For us what seals our covenant with God is the blood of Jesus.
It is Jesus’ blood that established community between God and human beings.

Finally, it is Jesus way to say good bye to his disciples.
Good byes are hard.
It must have been hard for them to hear and hard for him to say.
But he also wants to leave them knowing that they now are part of this community that includes God.
So Jesus in this last supper encourages them, warns them, and instructs them.
Jesus knows that the days ahead will be hard.
They all will desert him, one will deny him, and another will betray him.
But he wants them to know that this is not the end.
That through all those things he will be there with them.
And even after the good bye he will be there for and with them.
When we come to this table when we eat this Jesus meal we are encouraged, warned, and instructed.
We are encouraged that we are not alone, that Jesus is with us.
We are warned that sin is always with us.
We are warned about difficulties that we all face in life.
And we are instructed to remember Jesus.
Remember the things he teaches us.
Remember the way he ate with sinners.
Remember the way he forgave and loved others.
This table is where we meet Jesus and are brought into community with him.

We also remember that none of us are greater than any others.
It seems that the disciples couldn’t figure that out at this meal.
Even though Jesus had been teaching about giving of your life all along,
Even though he was acting as the ultimate servant to them,
Even though his own life taught them that life is not about conquest but about service to each other they still didn’t get it.
So he gives them this meal.
This Jesus meal is Jesus way of reminding us of what he did for us, and what it does to us.
We are reminded of the blood that was poured out so that we might live in a community with God.

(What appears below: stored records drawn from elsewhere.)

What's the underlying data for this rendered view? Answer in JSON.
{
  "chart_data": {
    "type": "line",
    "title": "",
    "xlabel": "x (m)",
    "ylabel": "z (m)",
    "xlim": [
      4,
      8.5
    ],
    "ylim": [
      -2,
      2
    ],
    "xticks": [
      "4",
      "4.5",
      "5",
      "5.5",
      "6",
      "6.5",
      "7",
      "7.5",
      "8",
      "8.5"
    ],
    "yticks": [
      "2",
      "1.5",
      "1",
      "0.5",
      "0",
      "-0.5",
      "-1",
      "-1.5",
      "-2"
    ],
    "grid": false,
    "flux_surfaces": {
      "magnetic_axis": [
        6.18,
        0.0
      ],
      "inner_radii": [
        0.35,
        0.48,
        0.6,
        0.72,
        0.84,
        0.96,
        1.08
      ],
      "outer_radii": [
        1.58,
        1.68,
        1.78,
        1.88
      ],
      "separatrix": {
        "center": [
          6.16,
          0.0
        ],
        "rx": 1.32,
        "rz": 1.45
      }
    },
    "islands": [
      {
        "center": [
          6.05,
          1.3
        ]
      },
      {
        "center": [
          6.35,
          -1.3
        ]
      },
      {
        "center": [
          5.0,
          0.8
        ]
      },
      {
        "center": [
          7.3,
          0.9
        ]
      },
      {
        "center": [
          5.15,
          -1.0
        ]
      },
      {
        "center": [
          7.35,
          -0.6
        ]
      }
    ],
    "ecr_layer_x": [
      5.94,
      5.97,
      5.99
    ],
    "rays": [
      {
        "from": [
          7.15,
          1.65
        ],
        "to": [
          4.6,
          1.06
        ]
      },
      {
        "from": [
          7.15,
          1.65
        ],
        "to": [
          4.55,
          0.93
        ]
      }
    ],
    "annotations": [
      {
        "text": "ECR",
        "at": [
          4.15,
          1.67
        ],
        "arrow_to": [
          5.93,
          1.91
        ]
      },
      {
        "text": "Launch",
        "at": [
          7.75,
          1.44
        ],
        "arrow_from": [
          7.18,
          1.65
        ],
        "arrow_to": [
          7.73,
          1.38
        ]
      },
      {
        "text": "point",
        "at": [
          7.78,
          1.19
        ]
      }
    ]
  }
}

I don’t know if we think about all these things when we come to Jesus special meal.
I know that for myself sometimes I am overwhelmed at Jesus’ special meal.
I am overwhelmed by what Jesus did for me.
I am overwhelmed by the love that we share in our congregation with each other, and with others.
I am overwhelmed by the moment.
Other times well…I am thinking about an announcement I forgot to make at the start of the service.
Or I am distracted watching some kid do something funny.
Or I am just not in the moment.
What I always take solace in is that the first time Jesus celebrated this meal with his disciples none of them understood what was happening.
At that table there was nothing but imperfect flawed people.
People who were going to betray, deny, and abandon Jesus.
In other words, there never was some glorious perfect moment of spiritual understanding about this meal.
Instead, from the beginning it was a meal that Jesus desired to eat with us, because Jesus wanted to give us something very important.
Jesus wanted to give us hope for a better future.
Jesus wanted to encourage us to keep together and have faith in him.
Jesus wanted to warn us that having faith wasn’t always easy.
Jesus wanted to teach us to give of ourselves for the sake of others.
And finally Jesus wanted us to know that he has sealed our relationship with God forever through his body and blood.
So tonight come to Jesus’ special meal because he eagerly desires to share it with you.